We kennen St. Martinus beter als St. Maarten en zeker als kinderen op zijn dag, 11 november, de straat op gaan om met een lampion in de hand aan te bellen en een liedje te zingen met zijn naam. Wellicht minder bekend, is dat St. Martinus de beschermheilige is van het stadsdeel Tongelre.
In Tongelre wordt nog jaarlijks een toneelspel opgevoerd door het St. Martinusgilde. Onder tromgeroffel en het zwaaien van de gildevlaggen verschijnt een halfnaakte bedelaar en is de toeschouwer getuige van de edelmoedigheid van St. Martinus. Aan hem herinneren de St. Martinuskerk, de St. Martinusstraat, het St. Martinuskerkhof en het St. Martinusgilde.
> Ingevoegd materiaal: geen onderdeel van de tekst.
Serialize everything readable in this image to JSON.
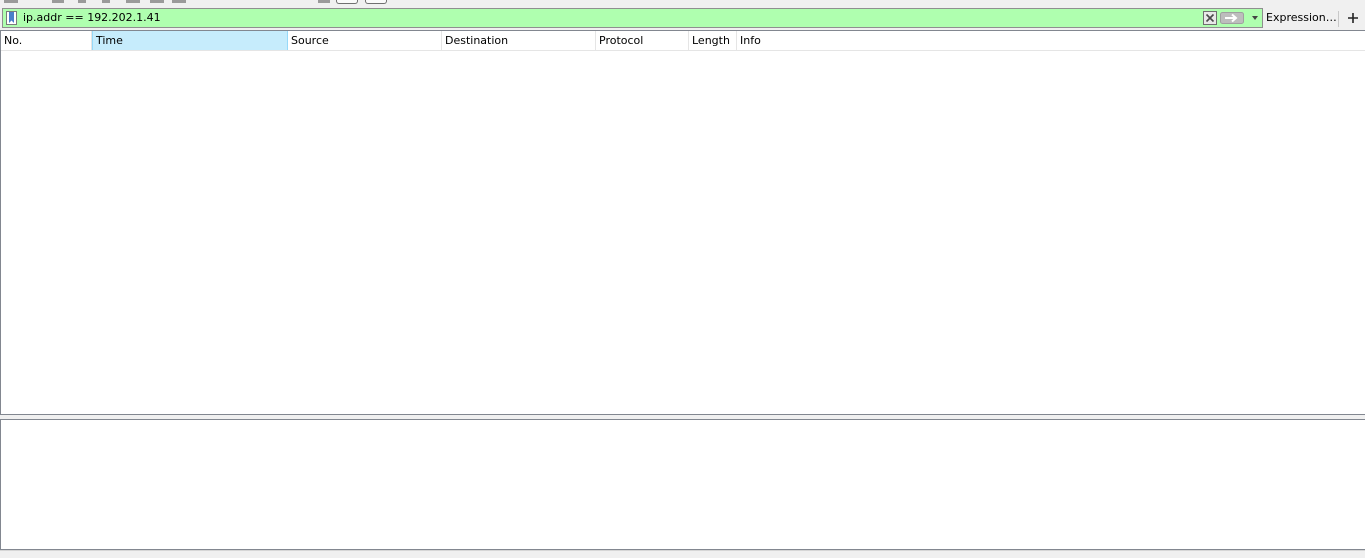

St. Martinus moet rond 316-317 in Hongarije geboren zijn uit Romeinse ouders en kreeg een afgeleide naam van de Romeinse oorlogsgod Mars. Zijn vader was een hoge militair die verplaatst werd naar Italië en daar kwam de jonge Martinus in aanraking met het Christendom. Hij wilde monnik worden, maar zijn vader verbood dat en stuurde hem naar het leger.
Daar werd hij cavalerist en tijdens een koude veldtocht in Gallië ontmoette hij een bijna naakte bedelaar. Hij sneed met zijn zwaard zijn mantel in tweeën en gaf de helft aan de bibberende bedelaar. Die bedelaar ontpopte zich als Jezus Christus.
Martinus liet zich dopen en op zijn 40ste werd hij een verspreider van het geloof. Hij werd in 371 gewijd tot bisschop van Tours. Deze populaire heilige is patroon voor veel beroepen, waaronder soldaten, ruiters en hoefsmeden.